As described above, Gilbert Marschal leased land in Havering to the Augustinian Canons of the Hospice of St Bernard in Switzerland, of which nearby Hornchurch Priory was a dependency. The land continued in the family into the 14th Century and then passed to the Carew family. Edward Carew son of John Carew, the deputy Steward of the Royal Library of Havering, is recorded as a past owner in 1610; at this date the property belonged to a “gentleman named Thorowgood”,[1] probably George Thorowgood who owned Hornchurch Hall. On 20 January 1694 Simon Thorowgood leased Marshalls to Thomas Scawen, but then sold the property to Russell Alsopp in 1704. When Alsopp died he owed much money to Sir William Scawen, Governor of the Bank of England from 1697 to 1699 and there followed a lengthy legal argument over ownership of the property.

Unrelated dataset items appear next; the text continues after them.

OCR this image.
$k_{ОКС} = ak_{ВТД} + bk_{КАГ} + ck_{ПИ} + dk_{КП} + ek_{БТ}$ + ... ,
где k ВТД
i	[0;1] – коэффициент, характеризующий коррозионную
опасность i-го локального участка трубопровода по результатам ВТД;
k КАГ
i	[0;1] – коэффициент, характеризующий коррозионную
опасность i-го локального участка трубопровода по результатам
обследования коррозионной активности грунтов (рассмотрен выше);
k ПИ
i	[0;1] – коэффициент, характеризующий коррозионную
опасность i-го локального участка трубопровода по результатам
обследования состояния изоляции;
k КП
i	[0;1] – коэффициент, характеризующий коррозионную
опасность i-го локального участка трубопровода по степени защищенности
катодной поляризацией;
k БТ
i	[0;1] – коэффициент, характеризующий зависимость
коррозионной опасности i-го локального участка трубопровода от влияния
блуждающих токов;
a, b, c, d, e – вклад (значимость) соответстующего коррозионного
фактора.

In 1748 Marshalls passed from John Leigh to Mary Frost, and later passed to Jackson Barwis who was High Sheriff of Essex for 1796, the property remaining in the possession of his widow until her death on 24 December 1815. The house was then bought by local banker Rowland Stephenson of the bank Remington, Stephenson & Company in 1816. During his time Marshalls was described as ‘Princely’, but Stephenson, MP for Leominster had embezzled the bank of nearly half a million pounds and in 1828 he fled the country. Marshalls was then bought by Hugh McIntosh, who also owned the Manor of Havering and passed to his nephew David McIntosh who lived there until 1850 when he moved to the newly built mansion in Havering Park, although he had been letting Marshalls for some years.
In 1855 the young Octavia Hill visited the family of Daniel Harrison who were living there by then. She brought some of the poor children she had been teaching in London, to give them a taste of the countryside with which they were so unfamiliar. A number of Hill's published letters are addressed from 'Marshals'[sic].